Isso não deveria mudar?
Eu acho que isso precisa ser reformulado, mas essa modificação passa pela legislação e pelo Tribunal de Contas. São normas a serem cumpridas. A solução, por enquanto, é aumentar o número de apresentações desses grupos. É um debate sobre o valor da arte deles, é algo que vai além da questão dos pagamentos do governo. É um sistema extremamente complexo. Há artistas que serão lembrados daqui a 100 anos mas ganham menos do que outros que surgiram agora e serão esquecidos daqui a cinco anos. Parece injusto, mas existe um mercado que afeta o valor dos cachês. Há um debate sobre a arte, um debate sobre o governo e outro debate sobre o mercado. Uma coisa foge do controle da outra. Cada um tem seus critérios diferentes. Ao mesmo tempo, é interessantíssimo tentar conciliar as três coisas.
Existe diferença entre a forma de pagamento de artistas de Pernambuco e de fora do estado?
Não. Não tem. A diferença está só nos valores e na forma como são feitos os convites. Os artistas locais têm uma reserva na grade de programação. Eles são prioridade e têm seu lugar garantido, enquanto os de fora precisam disputar essas vagas entre si. É claro que é impossível contemplar todos os artistas pernambucanos, pois mais de 1 mil já se inscreveram na seletiva do carnaval deste ano, mas tentamos aproveitar o máximo possível. Essa polêmica dos artistas de fora é totalmente falsa. Noventa por cento dos artistas que tocam no carnaval são de Pernambuco. E não é verdade que o artista de fora receba antes.

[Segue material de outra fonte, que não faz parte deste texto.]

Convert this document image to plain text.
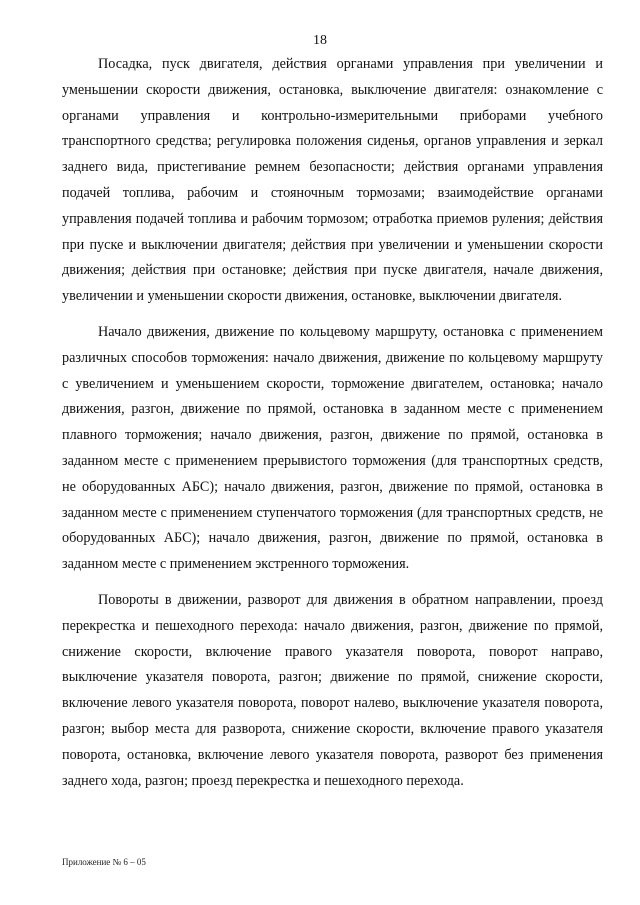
18

Посадка, пуск двигателя, действия органами управления при увеличении и уменьшении скорости движения, остановка, выключение двигателя: ознакомление с органами управления и контрольно-измерительными приборами учебного транспортного средства; регулировка положения сиденья, органов управления и зеркал заднего вида, пристегивание ремнем безопасности; действия органами управления подачей топлива, рабочим и стояночным тормозами; взаимодействие органами управления подачей топлива и рабочим тормозом; отработка приемов руления; действия при пуске и выключении двигателя; действия при увеличении и уменьшении скорости движения; действия при остановке; действия при пуске двигателя, начале движения, увеличении и уменьшении скорости движения, остановке, выключении двигателя.

Начало движения, движение по кольцевому маршруту, остановка с применением различных способов торможения: начало движения, движение по кольцевому маршруту с увеличением и уменьшением скорости, торможение двигателем, остановка; начало движения, разгон, движение по прямой, остановка в заданном месте с применением плавного торможения; начало движения, разгон, движение по прямой, остановка в заданном месте с применением прерывистого торможения (для транспортных средств, не оборудованных АБС); начало движения, разгон, движение по прямой, остановка в заданном месте с применением ступенчатого торможения (для транспортных средств, не оборудованных АБС); начало движения, разгон, движение по прямой, остановка в заданном месте с применением экстренного торможения.

Повороты в движении, разворот для движения в обратном направлении, проезд перекрестка и пешеходного перехода: начало движения, разгон, движение по прямой, снижение скорости, включение правого указателя поворота, поворот направо, выключение указателя поворота, разгон; движение по прямой, снижение скорости, включение левого указателя поворота, поворот налево, выключение указателя поворота, разгон; выбор места для разворота, снижение скорости, включение правого указателя поворота, остановка, включение левого указателя поворота, разворот без применения заднего хода, разгон; проезд перекрестка и пешеходного перехода.

Приложение № 6 – 05
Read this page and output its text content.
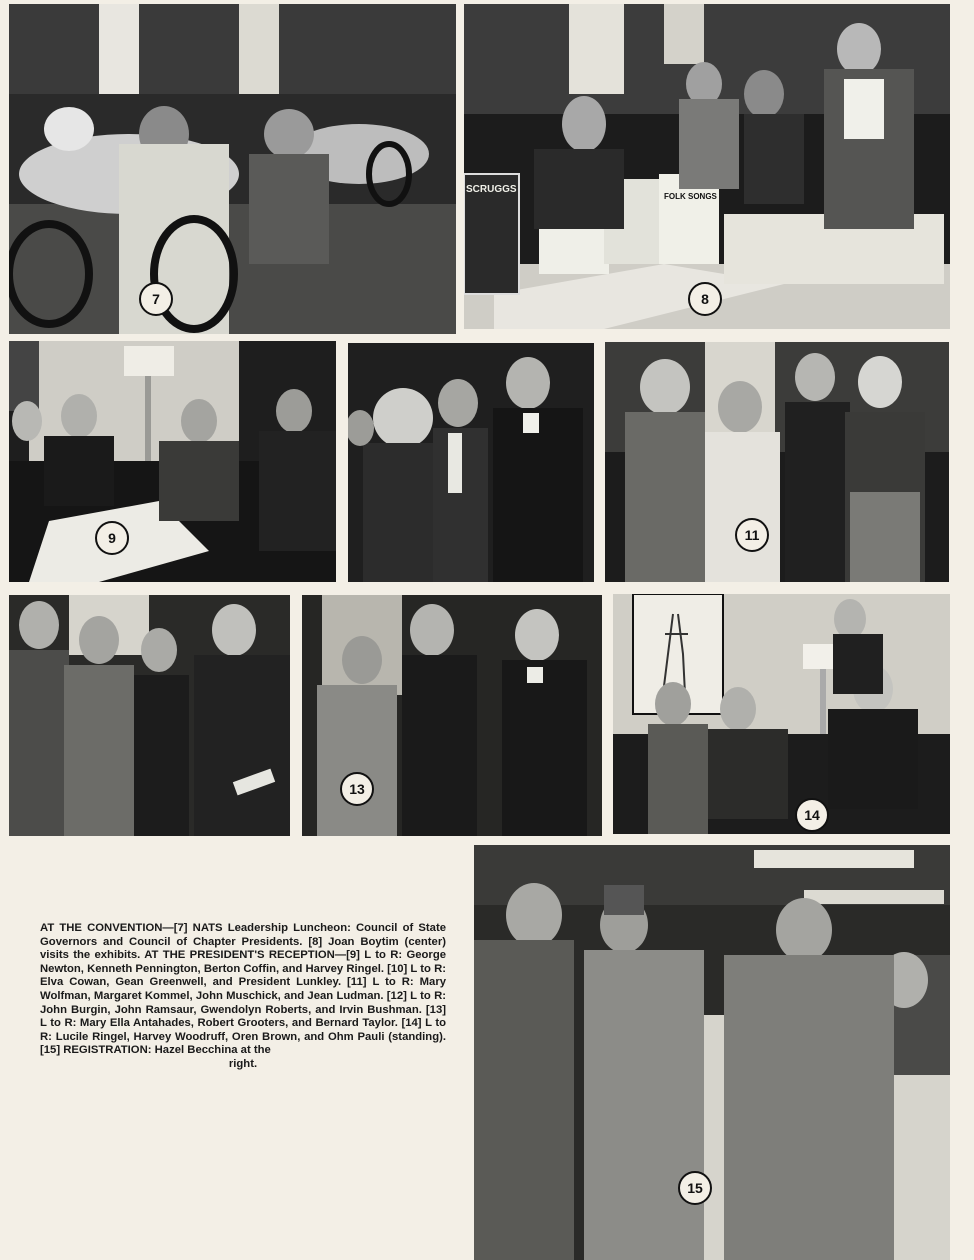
7
SCRUGGS
FOLK SONGS
8
9	11
13
14
15
AT THE CONVENTION—[7] NATS Leadership Luncheon: Council of State Governors and Council of Chapter Presidents. [8] Joan Boytim (center) visits the exhibits. AT THE PRESIDENT'S RECEPTION—[9] L to R: George Newton, Kenneth Pennington, Berton Coffin, and Harvey Ringel. [10] L to R: Elva Cowan, Gean Greenwell, and President Lunkley. [11] L to R: Mary Wolfman, Margaret Kommel, John Muschick, and Jean Ludman. [12] L to R: John Burgin, John Ramsaur, Gwendolyn Roberts, and Irvin Bushman. [13] L to R: Mary Ella Antahades, Robert Grooters, and Bernard Taylor. [14] L to R: Lucile Ringel, Harvey Woodruff, Oren Brown, and Ohm Pauli (standing). [15] REGISTRATION: Hazel Becchina at the
right.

Ainda há informalidade nesse processo de pagamento de cachês? Há artistas que sobem ao palco sem contratos assinados ou sem prestações de contas?
Não. Todos os shows pagos pelo governo do estado estão formalizados. Eles são previamente empenhados com toda a documentação. Isso é uma garantia de que o recurso está destinado àquilo, está alocado. O que acontece é que, às vezes, o artista recebe esse empenho, que é uma espécie de cheque, mas não consegue ter acesso ao dinheiro por causa de algum problema na documentação dele.
O governo do estado promove alguma atividade ou programação de shows no carnaval?
Não. Apenas patrocinamos as prefeituras e participamos da elaboração da programação de cada cidade. Há alguns anos, havia um palco do governo em Olinda, mas hoje em dia não há mais nada.
Como o governo interfere na programação de carnaval das prefeituras que recebem patrocínio estadual?
A gente faz um debate separadamente com cada uma das 22 prefeituras apoiadas. É uma espécie de negociação sobre as grades de programação. Queremos saber quem são os nomes nacionais que eles querem, quem são os nomes locais, quais são os cortejos e quais são as orquestras. Temos uma comissão que seleciona as propostas inscritas no edital, mas a escolha delas é feita junto com as prefeituras de acordo com o interesse de cada cidade. A única coisa que é totalmente assumida pelas prefeituras é a infraestrutura, que inclui coisas como banheiros, limpeza, montagem de palcos, iluminação e camarins.